The Boring Company: (infrastructure and tunnel construction services company)
Finally, we have The Boring Company, Musk’s tunnel construction concern he founded in 2016 as a subsidiary of SpaceX to improve tunnelling speed so that it makes financial sense.
Or as Musk puts it:
“If you think of tunnels going 10, 20, 30 layers deep (or more), it is obvious that going 3D down will encompass the needs of any city’s transport of arbitrary size.”
Again, evidence of The Boring Company utilizing quantum technology for its drilling is lacking. Yet, definite use cases and authentic research efforts signal that the Pflugerville, Texas-based company’s adoption of quantum sensing technology is not too far away.
Work at The UK Quantum Technology Hub Sensors and Timing (led by the University of Birmingham), one of four Hubs within the UK National Quantum Technologies Programme, is proof quantum metrology is a legitimate technology that has the potential to change the game in drilling and construction.
Bringing together experts from Physics and Engineering from the Universities of Birmingham, Glasgow, Imperial, Nottingham, Southampton, Strathclyde and Sussex, NPL, the British Geological Survey and over seventy industry partners, the Hub has over 100 projects, valued at approximately £100 million, and has 17 patent applications.
As claimed by the Hub, quantum sensors can provide better sensitivity and reduced survey times, lowering survey costs and enabling a more prolific use of gravity surveys.

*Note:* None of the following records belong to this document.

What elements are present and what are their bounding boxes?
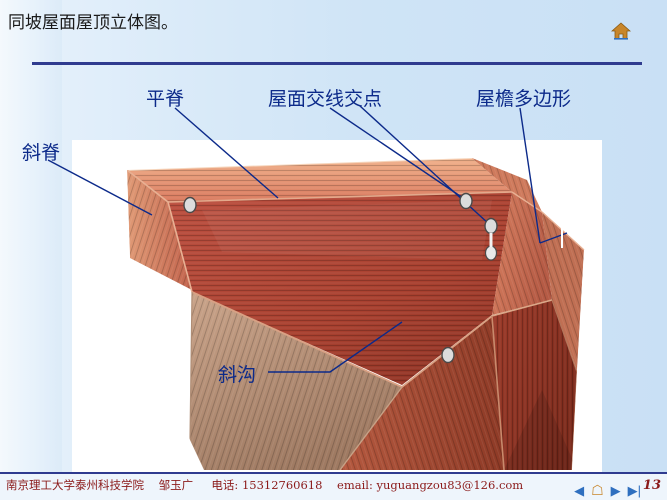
footer-author: 邹玉广 [159,478,194,492]
label-intersection: 屋面交线交点 [268,84,382,111]
label-valley: 斜沟 [218,360,256,387]
home-icon[interactable] [611,22,631,45]
label-eaves-polygon: 屋檐多边形 [476,84,571,111]
footer-bar: 南京理工大学泰州科技学院 邹玉广 电话: 15312760618 email: … [0,474,667,500]
page-number: 13 [643,478,661,493]
footer-email-label: email: [337,478,373,492]
triangle-right-bar-icon[interactable]: ▶| [628,484,641,497]
slide-canvas: 同坡屋面屋顶立体图。 [0,0,667,500]
footer-phone: 15312760618 [242,478,322,492]
footer-email: yuguangzou83@126.com [377,478,524,492]
footer-institution: 南京理工大学泰州科技学院 [6,478,144,492]
triangle-right-icon[interactable]: ▶ [611,484,621,497]
label-ridge: 平脊 [146,84,184,111]
home-icon-footer[interactable]: ☖ [591,483,604,497]
label-hip: 斜脊 [22,138,60,165]
title-divider [32,62,642,65]
tiled-hip-roof-photo [72,140,602,480]
footer-phone-label: 电话: [211,478,238,492]
page-title: 同坡屋面屋顶立体图。 [8,8,178,33]
footer-credits: 南京理工大学泰州科技学院 邹玉广 电话: 15312760618 email: … [6,477,523,493]
triangle-left-icon[interactable]: ◀ [574,484,584,497]
slide-nav-controls[interactable]: ◀ ☖ ▶ ▶| [574,483,641,497]
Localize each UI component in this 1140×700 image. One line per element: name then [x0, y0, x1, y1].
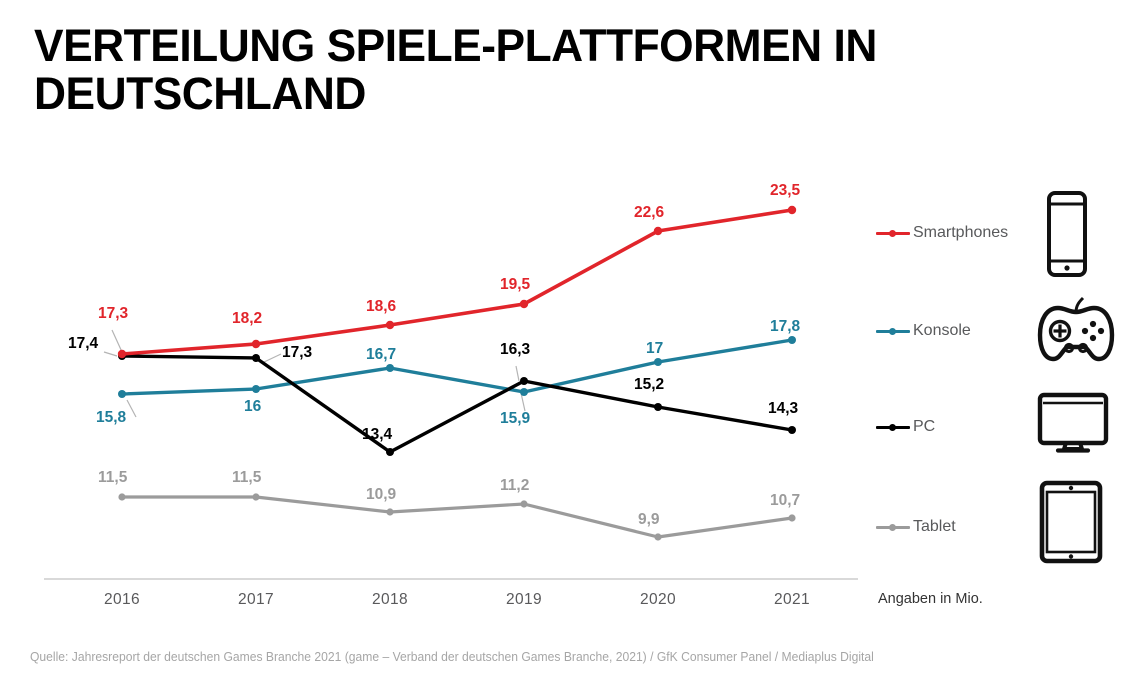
x-tick-2017: 2017 [211, 591, 301, 609]
data-label-pc-2021: 14,3 [768, 401, 798, 417]
x-axis-line [44, 578, 858, 580]
x-tick-2020: 2020 [613, 591, 703, 609]
data-point-smartphones-2019 [520, 300, 528, 308]
data-point-tablet-2020 [654, 533, 661, 540]
data-point-konsole-2017 [252, 385, 260, 393]
data-label-tablet-2016: 11,5 [98, 470, 127, 486]
series-line-pc [122, 356, 792, 452]
data-point-tablet-2021 [788, 514, 795, 521]
source-note: Quelle: Jahresreport der deutschen Games… [30, 650, 874, 664]
legend-item-tablet[interactable]: Tablet [876, 518, 956, 536]
leader-line-pc-2017 [262, 354, 281, 363]
data-label-pc-2019: 16,3 [500, 342, 530, 358]
data-label-konsole-2020: 17 [646, 341, 663, 357]
series-smartphones [118, 206, 796, 358]
data-point-konsole-2021 [788, 336, 796, 344]
data-point-pc-2021 [788, 426, 796, 434]
tablet-icon [1036, 480, 1106, 569]
data-point-konsole-2018 [386, 364, 394, 372]
data-label-pc-2020: 15,2 [634, 377, 664, 393]
data-point-pc-2018 [386, 448, 394, 456]
data-point-konsole-2016 [118, 390, 126, 398]
legend-swatch-pc [876, 421, 910, 433]
smartphone-icon [1036, 190, 1098, 283]
data-point-tablet-2019 [520, 500, 527, 507]
series-line-tablet [122, 497, 792, 537]
leader-line-konsole-2016 [127, 400, 136, 417]
data-label-konsole-2021: 17,8 [770, 319, 800, 335]
data-label-tablet-2018: 10,9 [366, 487, 396, 503]
data-label-konsole-2016: 15,8 [96, 410, 126, 426]
data-point-pc-2019 [520, 377, 528, 385]
legend-label-konsole: Konsole [913, 322, 971, 340]
axis-unit-note: Angaben in Mio. [878, 591, 983, 607]
data-label-pc-2018: 13,4 [362, 427, 392, 443]
data-point-tablet-2017 [252, 493, 259, 500]
data-label-tablet-2021: 10,7 [770, 493, 800, 509]
data-point-konsole-2020 [654, 358, 662, 366]
data-label-smartphones-2017: 18,2 [232, 311, 262, 327]
gamepad-icon [1036, 295, 1116, 376]
series-pc [118, 352, 796, 456]
data-label-pc-2017: 17,3 [282, 345, 312, 361]
leader-line-pc-2016 [104, 352, 117, 356]
x-tick-2019: 2019 [479, 591, 569, 609]
legend-swatch-smartphones [876, 227, 910, 239]
x-tick-2018: 2018 [345, 591, 435, 609]
legend-item-pc[interactable]: PC [876, 418, 935, 436]
data-label-tablet-2020: 9,9 [638, 512, 660, 528]
legend-item-smartphones[interactable]: Smartphones [876, 224, 1008, 242]
x-tick-2016: 2016 [77, 591, 167, 609]
data-point-smartphones-2017 [252, 340, 260, 348]
data-label-tablet-2017: 11,5 [232, 470, 261, 486]
data-point-pc-2020 [654, 403, 662, 411]
data-label-pc-2016: 17,4 [68, 336, 98, 352]
data-label-smartphones-2021: 23,5 [770, 183, 800, 199]
data-point-tablet-2018 [386, 508, 393, 515]
data-point-tablet-2016 [118, 493, 125, 500]
data-point-smartphones-2020 [654, 227, 662, 235]
legend-label-pc: PC [913, 418, 935, 436]
leader-lines [104, 330, 525, 417]
data-label-konsole-2017: 16 [244, 399, 261, 415]
series-line-smartphones [122, 210, 792, 354]
data-label-smartphones-2019: 19,5 [500, 277, 530, 293]
data-label-smartphones-2016: 17,3 [98, 306, 128, 322]
legend-swatch-tablet [876, 521, 910, 533]
legend-item-konsole[interactable]: Konsole [876, 322, 971, 340]
legend-label-tablet: Tablet [913, 518, 956, 536]
data-label-konsole-2019: 15,9 [500, 411, 530, 427]
data-point-konsole-2019 [520, 388, 528, 396]
x-tick-2021: 2021 [747, 591, 837, 609]
data-label-smartphones-2020: 22,6 [634, 205, 664, 221]
data-label-konsole-2018: 16,7 [366, 347, 396, 363]
series-tablet [118, 493, 795, 540]
data-point-smartphones-2021 [788, 206, 796, 214]
leader-line-smartphones-2016 [112, 330, 122, 352]
data-point-pc-2017 [252, 354, 260, 362]
legend-label-smartphones: Smartphones [913, 224, 1008, 242]
data-label-tablet-2019: 11,2 [500, 478, 529, 494]
monitor-icon [1036, 392, 1110, 459]
data-point-smartphones-2016 [118, 350, 126, 358]
data-label-smartphones-2018: 18,6 [366, 299, 396, 315]
legend-swatch-konsole [876, 325, 910, 337]
leader-line-pc-2019 [516, 366, 519, 381]
data-point-smartphones-2018 [386, 321, 394, 329]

Isn’t this something The Boring Company could utilize to better serve potential projects like the tunnel from South Padre Island to Boca Chica Beach in South Texas or the proposed tunnel connecting the Ontario airport with the Rancho Cucamonga Metrolink train station?
Quantum computing could solve many of the headaches Musk has to contend with regarding his deep tech companies. Although Musk has made no explicit declarations, it’s only a matter of time before one or all of them avail themselves of quantum technology’s ability to solve what is currently unsolvable, or at least problematic.
What has been made clear from our review is that Musk is finding a rich suite of solutions through the use of High-Performance Computing, specifically in the areas of Artificial Intelligence, Machine Learning and Deep Learning. Whilst it is likely that society will need to continue innovating to find computational power to solve increasingly complex and challenging problems, Musk’s companies (amongst many others globally) are finding solutions today using increasingly powerful classical computing techniques.
So, will Elon Musk finally pursue quantum computing in 2022? Probably not.